Two China-friendlier opponents are running against Mr Lai. Despite his narrow lead in the polls, victory for the DPP is far from certain. The party once appealed to young voters, but after eight years in power it has a stuffy image. Wage growth has fallen behind inflation and house prices are high. Mr Lai has stuck to the party’s goal of shutting down Taiwan’s nuclear power plants by 2025, stoking fears of an energy-price crunch. Most importantly, it has become clear that China will not have formal contact with DPP governments.

Mr Lai has provoked particular ire in China, having described himself in 2017 as a “pragmatic worker for Taiwan independence”. Officials in Beijing recently dubbed him a “Taiwan independence liar” and “hoodlum to the extreme”. The Chinese are not the only ones worried about his remarks. American officials fear that a victory for Mr Lai could lead to an escalation of tensions in the Taiwan Strait. They worry about his proclivity for loose language: in July 2023 he said he hoped that Taiwan’s president would one day be able to “enter the White House”, something which would break with precedent and anger China.
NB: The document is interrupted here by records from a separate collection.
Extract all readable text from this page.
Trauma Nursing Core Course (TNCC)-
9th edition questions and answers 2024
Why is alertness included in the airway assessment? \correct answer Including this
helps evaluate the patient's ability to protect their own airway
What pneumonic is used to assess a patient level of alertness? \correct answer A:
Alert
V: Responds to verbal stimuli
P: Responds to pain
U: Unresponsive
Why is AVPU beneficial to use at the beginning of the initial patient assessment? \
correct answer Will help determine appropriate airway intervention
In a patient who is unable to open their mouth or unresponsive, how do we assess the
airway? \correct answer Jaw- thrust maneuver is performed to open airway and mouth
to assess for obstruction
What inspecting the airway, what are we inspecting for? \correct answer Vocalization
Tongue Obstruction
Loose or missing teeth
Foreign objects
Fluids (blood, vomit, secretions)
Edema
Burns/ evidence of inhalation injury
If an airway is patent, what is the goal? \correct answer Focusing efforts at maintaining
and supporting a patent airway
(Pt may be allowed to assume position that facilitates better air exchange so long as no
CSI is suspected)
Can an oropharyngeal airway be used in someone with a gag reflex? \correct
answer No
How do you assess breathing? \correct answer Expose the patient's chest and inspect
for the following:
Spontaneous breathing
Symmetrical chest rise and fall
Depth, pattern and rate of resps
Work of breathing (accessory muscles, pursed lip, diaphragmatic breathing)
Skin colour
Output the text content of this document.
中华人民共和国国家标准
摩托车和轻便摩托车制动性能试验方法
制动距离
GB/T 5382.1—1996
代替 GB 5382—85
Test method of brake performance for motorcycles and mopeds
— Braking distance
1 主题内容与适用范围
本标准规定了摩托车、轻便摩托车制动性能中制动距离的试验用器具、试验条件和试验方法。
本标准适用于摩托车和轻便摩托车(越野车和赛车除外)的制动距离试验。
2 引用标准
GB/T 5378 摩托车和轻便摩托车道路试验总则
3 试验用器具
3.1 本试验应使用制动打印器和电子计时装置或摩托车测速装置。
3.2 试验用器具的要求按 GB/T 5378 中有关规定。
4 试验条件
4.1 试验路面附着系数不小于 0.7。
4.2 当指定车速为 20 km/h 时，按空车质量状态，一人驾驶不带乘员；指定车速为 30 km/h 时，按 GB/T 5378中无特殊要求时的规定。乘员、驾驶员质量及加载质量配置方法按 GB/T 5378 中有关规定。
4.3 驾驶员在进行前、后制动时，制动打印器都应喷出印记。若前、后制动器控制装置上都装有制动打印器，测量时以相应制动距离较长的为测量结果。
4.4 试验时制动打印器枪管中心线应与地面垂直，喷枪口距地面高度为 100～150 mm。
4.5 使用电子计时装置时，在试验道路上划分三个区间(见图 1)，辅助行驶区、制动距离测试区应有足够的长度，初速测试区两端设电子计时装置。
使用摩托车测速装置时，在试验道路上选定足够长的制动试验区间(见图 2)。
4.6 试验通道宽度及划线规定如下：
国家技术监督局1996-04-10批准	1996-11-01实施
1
Although America is Taiwan’s main backer, it has diplomatic relations with China rather than the island.

If elected, Mr Lai will rely on America as he works to strengthen Taiwan’s fragile sovereignty. He has promised to reduce its economic dependence on China: Hong Kong and the mainland received 35% of Taiwan’s exports in the first 11 months of 2023. He hopes his island can sign more trade deals with foreign countries and forge more “partnerships with democracies around the world”. But he says he is still open to dialogue with the power across the strait. Many Taiwanese hope China will end a ban on its tourists visiting the island, which would boost the economy. Still, if Mr Lai wins, China will probably continue to threaten and isolate Taiwan. That prospect fuels criticism from the opposition presidential candidates that the DPP makes the island unsafe. Mr Lai, for his part, has portrayed his rivals as appeasers of an increasingly belligerent China, and says that under their rule, China’s outsize influence will help to destroy Taiwan’s hard-won democracy.